Avec ses plages et son ambiance de vieux comptoir portugais, la ville côtière de Poso, au centre de l'archipel indonésien des Célèbes, fait plus figure de relais touristique que d'épicentre d'une guerre civile. Mais le vieux port et la région environnante n'attirent plus les routards: ils sont devenus ces derniers mois le champ de bataille d'un conflit vicieux qui oppose les autochtones chrétiens aux immigrants musulmans. Après une période de calme relatif, les heurts entre les deux communautés ont repris la semaine dernière. Six villages chrétiens ont été brûlés par des miliciens islamistes, apparemment rendus furieux par une opération de désarmement tentée par la police. 10 000 villageois chrétiens ont fui la zone pour se réfugier dans la jungle ou rejoindre la ville de Tentena au nord du grand lac Danau Poso.

Or, aujourd'hui, quelque 50 000 chrétiens seraient piégés dans cette localité juchée sur une colline et encerclée par les combattants du Laskar Jihad, un mouvement paramilitaire créé il y a deux ans au plus fort des affrontements interreligieux dans l'archipel voisin des Moluques. «La ville de Poso a déjà été «purifiée» des chrétiens. Les forces de sécurité sont incapables d'arrêter la dévastation», constate un rapport du diocèse proche d'Amboine. Le ministre indonésien de la Sécurité, Susilo Bambang Yudhoyono, s'est rendu sur les lieux mais a estimé… inutile de décréter l'état d'urgence.

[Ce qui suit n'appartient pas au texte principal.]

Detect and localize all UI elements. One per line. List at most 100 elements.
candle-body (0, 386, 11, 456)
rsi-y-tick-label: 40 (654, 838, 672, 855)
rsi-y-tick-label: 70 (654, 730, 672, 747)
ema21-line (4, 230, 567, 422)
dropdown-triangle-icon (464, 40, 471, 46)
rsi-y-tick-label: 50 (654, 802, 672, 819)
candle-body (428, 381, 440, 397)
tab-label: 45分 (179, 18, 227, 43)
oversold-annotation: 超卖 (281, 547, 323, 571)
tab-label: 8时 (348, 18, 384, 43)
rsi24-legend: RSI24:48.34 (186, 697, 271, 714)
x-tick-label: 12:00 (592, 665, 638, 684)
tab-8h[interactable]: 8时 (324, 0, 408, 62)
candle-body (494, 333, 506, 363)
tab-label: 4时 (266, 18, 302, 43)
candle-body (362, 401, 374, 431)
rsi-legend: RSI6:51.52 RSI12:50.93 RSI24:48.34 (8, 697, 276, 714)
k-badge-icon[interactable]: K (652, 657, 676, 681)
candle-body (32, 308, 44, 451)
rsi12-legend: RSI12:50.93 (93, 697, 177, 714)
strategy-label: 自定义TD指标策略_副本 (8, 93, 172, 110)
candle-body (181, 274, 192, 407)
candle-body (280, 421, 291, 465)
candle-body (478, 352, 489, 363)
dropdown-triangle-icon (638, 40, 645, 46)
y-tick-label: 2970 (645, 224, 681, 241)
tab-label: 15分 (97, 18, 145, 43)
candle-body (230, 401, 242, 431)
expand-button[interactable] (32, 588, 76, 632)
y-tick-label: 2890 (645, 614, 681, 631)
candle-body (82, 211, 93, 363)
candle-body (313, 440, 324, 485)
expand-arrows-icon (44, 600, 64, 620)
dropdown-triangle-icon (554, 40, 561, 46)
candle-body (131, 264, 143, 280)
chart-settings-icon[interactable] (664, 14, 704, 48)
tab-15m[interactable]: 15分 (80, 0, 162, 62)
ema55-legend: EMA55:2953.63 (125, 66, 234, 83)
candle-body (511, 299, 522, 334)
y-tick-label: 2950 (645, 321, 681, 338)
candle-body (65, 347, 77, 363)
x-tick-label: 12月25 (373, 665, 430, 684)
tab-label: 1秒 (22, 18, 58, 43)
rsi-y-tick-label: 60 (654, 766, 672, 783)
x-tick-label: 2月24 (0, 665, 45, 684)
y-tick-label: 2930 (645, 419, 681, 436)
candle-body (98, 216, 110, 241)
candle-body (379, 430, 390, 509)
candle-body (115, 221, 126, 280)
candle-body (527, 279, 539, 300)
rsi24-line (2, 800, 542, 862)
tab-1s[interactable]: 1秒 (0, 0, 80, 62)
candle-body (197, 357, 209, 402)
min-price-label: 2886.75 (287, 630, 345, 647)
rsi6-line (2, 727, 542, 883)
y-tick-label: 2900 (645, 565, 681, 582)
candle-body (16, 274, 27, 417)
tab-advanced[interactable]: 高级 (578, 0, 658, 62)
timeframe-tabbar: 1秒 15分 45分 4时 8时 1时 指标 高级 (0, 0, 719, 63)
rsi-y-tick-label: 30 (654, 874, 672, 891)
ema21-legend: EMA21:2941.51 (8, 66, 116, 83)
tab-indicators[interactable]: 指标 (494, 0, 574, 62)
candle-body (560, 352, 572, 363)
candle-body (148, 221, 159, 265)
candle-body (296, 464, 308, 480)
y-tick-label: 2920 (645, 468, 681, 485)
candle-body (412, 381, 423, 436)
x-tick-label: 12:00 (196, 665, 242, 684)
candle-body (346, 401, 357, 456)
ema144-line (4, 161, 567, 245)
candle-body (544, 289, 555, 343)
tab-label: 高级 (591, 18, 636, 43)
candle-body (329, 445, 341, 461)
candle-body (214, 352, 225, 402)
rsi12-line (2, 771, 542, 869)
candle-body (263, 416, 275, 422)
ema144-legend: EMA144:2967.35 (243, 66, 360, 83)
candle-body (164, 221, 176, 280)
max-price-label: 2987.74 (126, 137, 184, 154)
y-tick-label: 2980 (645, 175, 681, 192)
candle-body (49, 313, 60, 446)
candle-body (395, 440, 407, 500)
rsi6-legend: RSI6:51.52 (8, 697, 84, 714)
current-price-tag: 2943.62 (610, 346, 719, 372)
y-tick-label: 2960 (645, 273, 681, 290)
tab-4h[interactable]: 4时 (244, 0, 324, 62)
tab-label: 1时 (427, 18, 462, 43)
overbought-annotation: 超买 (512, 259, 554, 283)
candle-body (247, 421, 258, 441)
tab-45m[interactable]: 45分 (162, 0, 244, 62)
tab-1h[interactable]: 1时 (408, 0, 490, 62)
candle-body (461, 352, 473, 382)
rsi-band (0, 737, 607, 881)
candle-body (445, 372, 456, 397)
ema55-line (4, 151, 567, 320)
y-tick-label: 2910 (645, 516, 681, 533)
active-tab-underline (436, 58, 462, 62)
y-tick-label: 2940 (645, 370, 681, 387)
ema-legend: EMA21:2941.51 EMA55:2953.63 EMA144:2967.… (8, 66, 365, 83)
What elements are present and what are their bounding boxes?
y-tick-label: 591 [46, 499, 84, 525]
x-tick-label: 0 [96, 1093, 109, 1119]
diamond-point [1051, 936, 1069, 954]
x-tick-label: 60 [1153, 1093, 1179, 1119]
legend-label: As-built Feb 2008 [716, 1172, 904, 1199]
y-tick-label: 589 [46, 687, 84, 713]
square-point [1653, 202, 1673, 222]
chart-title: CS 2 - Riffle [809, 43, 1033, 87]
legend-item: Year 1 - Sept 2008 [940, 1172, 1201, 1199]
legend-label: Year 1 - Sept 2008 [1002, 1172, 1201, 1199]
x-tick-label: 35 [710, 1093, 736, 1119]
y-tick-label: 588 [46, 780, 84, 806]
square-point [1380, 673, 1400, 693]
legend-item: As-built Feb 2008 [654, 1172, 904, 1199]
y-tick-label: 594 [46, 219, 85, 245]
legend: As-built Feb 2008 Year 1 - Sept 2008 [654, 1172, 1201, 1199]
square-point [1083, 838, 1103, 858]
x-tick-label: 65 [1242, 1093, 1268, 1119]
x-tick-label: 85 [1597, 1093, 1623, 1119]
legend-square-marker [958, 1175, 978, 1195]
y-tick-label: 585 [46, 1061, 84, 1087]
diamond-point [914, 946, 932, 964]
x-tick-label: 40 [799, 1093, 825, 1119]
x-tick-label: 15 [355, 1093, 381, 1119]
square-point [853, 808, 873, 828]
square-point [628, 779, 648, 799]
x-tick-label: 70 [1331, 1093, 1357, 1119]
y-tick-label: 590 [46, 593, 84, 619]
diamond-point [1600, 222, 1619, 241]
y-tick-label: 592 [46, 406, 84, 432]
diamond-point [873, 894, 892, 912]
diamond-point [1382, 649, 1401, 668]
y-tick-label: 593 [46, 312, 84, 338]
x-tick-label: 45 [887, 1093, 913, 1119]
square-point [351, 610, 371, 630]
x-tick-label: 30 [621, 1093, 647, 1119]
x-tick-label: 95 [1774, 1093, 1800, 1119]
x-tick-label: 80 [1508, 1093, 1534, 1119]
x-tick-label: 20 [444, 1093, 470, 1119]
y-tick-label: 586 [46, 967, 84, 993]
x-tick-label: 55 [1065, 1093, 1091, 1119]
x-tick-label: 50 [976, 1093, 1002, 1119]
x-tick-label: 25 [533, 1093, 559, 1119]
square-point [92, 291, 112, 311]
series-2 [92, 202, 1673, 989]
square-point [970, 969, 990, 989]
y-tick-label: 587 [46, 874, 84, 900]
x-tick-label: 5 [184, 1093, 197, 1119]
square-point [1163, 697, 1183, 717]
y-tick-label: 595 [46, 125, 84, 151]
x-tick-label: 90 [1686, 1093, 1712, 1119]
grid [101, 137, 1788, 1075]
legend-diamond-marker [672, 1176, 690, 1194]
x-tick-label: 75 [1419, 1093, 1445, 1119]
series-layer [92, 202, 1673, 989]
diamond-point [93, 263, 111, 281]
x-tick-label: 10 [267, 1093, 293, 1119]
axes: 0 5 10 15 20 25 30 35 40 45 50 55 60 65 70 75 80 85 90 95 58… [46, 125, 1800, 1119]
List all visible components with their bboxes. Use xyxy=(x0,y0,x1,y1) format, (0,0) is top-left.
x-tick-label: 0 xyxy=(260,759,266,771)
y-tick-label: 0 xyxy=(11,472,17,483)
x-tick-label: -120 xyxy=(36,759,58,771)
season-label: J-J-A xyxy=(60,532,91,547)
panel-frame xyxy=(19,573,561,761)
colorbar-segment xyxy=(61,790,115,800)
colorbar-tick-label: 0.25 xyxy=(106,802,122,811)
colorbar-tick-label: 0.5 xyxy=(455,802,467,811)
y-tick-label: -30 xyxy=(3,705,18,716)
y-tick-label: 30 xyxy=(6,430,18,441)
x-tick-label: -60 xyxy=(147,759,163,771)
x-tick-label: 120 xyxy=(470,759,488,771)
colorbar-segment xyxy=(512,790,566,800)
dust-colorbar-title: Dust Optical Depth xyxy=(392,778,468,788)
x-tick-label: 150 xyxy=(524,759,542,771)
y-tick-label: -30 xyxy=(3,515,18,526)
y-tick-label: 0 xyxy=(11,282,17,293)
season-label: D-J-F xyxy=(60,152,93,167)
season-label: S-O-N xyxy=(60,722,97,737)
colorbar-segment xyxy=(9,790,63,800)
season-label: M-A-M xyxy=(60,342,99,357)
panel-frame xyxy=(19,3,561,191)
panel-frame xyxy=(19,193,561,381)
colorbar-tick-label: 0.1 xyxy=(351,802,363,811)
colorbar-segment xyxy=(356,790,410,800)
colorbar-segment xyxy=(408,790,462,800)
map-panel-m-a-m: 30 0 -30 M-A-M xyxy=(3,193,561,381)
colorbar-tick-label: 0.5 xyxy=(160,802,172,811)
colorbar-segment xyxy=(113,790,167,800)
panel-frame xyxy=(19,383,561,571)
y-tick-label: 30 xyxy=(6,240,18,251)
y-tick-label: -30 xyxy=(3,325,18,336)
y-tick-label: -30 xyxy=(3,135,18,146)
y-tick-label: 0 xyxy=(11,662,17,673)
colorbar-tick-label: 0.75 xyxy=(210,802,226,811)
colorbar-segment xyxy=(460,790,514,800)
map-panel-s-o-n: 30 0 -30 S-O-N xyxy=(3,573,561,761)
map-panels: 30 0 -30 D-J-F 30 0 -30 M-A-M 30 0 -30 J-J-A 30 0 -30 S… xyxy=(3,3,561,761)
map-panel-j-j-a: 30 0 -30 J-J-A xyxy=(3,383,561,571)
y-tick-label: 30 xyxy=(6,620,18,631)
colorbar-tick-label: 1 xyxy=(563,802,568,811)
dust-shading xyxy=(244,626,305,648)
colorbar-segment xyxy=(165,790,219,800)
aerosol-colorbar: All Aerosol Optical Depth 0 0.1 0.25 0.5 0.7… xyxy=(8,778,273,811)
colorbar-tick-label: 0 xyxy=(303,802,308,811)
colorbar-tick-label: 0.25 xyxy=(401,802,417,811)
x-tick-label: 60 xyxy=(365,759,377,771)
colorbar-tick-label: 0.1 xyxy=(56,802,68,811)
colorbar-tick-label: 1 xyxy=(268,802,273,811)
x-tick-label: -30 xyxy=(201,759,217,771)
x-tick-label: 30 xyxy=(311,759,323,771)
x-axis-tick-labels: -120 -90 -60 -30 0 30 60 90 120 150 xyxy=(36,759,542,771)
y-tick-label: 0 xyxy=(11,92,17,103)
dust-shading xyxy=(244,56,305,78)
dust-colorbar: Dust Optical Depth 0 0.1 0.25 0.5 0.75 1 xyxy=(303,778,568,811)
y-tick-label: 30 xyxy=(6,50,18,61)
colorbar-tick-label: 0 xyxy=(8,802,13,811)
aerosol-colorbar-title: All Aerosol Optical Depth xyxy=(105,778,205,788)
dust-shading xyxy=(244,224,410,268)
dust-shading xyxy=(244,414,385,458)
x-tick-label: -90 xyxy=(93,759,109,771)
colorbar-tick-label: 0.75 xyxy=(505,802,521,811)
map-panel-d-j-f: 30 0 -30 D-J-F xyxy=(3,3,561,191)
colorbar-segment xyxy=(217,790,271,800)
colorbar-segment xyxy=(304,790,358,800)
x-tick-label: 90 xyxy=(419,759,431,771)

Les affrontements entre chrétiens et musulmans dans le centre des Célèbes (aussi appelées Sulawesi) ont commencé il y a deux ans et ont fait depuis environ 1000 victimes. Comme aux Moluques, ce sont d'abord les chrétiens, habitants ancestraux de la région, qui ont harcelé les communautés musulmanes récemment établies mais rapidement promues à la tête de l'administration et du commerce local. Des commandos de «Ninjas» ont perpétré des massacres sur des villages musulmans, laissant le lendemain un terrain jonché de cadavres mutilés. Mais ce qui était jusqu'à octobre dernier un conflit local, motivé par la jalousie due au dynamisme économique des migrants, risque de tourner au bain de sang avec l'arrivée de 7000 combattants du Laskar Jihad. Des militants venus des Moluques où, après trois ans d'un conflit qui a fait 9000 morts, les communautés musulmanes et chrétiennes vivent désormais séparées. Comme dans la capitale, Amboine, devenue une sorte de Beyrouth asiatique avec ses quartiers religieusement homogènes et ses artères en proie aux «snipers».

Le Laskar Jihad, dirigé par Ja'far Umar Talib, un vétéran des Brigades islamiques Internationales qui ont lutté en Afghanistan à l'époque de l'occupation soviétique, constitue le groupe islamique radical le mieux organisé et le plus puissant de l'archipel indonésien. Grâce à un «website» bien agencé – au design étrangement proche des sites de la guérilla tchétchène – il a su populariser la cause des Moluques au sein de la nébuleuse islamiste mondiale. De nombreuses sources ont attesté de la présence de «formateurs» afghans et arabes aux côtés de ses hommes, tant aux Moluques qu'à Sulawesi, mais Talib nie tout lien financier avec Al-Qaida et ne cache pas son mépris pour Ben Laden, qu'il considère comme ignorant en matière religieuse.

L'objectif ultime non avoué du Laskar Jihad semble être d'établir un Etat islamique regroupant certaines régions des Moluques et des Célèbes. Dans ces îles à l'origine farouchement chrétienne, les deux communautés se sont peu à peu équilibrées du fait du programme massif de «transmigration» imposé par le régime de l'ex-président Suharto, soit le déplacement de populations entières des zones surpeuplées de Java et de Madura vers les vastes espaces des îles périphériques.

Lors de sa visite à Poso en début de semaine, le ministre de la Sécurité Susilo Bambang Yudhoyono a annoncé un programme de désarmement des deux communautés étalé sur six mois et l'expulsion des «intervenants extérieurs». 2000 soldats et policiers arrivés en renfort doivent mener à bien cette mission. Mais si l'on se réfère à la façon dont les militaires ont géré le conflit des Moluques, force est de constater qu'un gouffre sépare les déclarations officielles et la réalité sur le terrain. Un officier de police local en donnait un avant-goût en déclarant dès le départ du ministre: «Il n'y a pas d'intervenants extérieurs, mais seulement des touristes ici. Les Laskar Jihad sont Indonésiens, ils ont le droit d'aller où ils veulent.»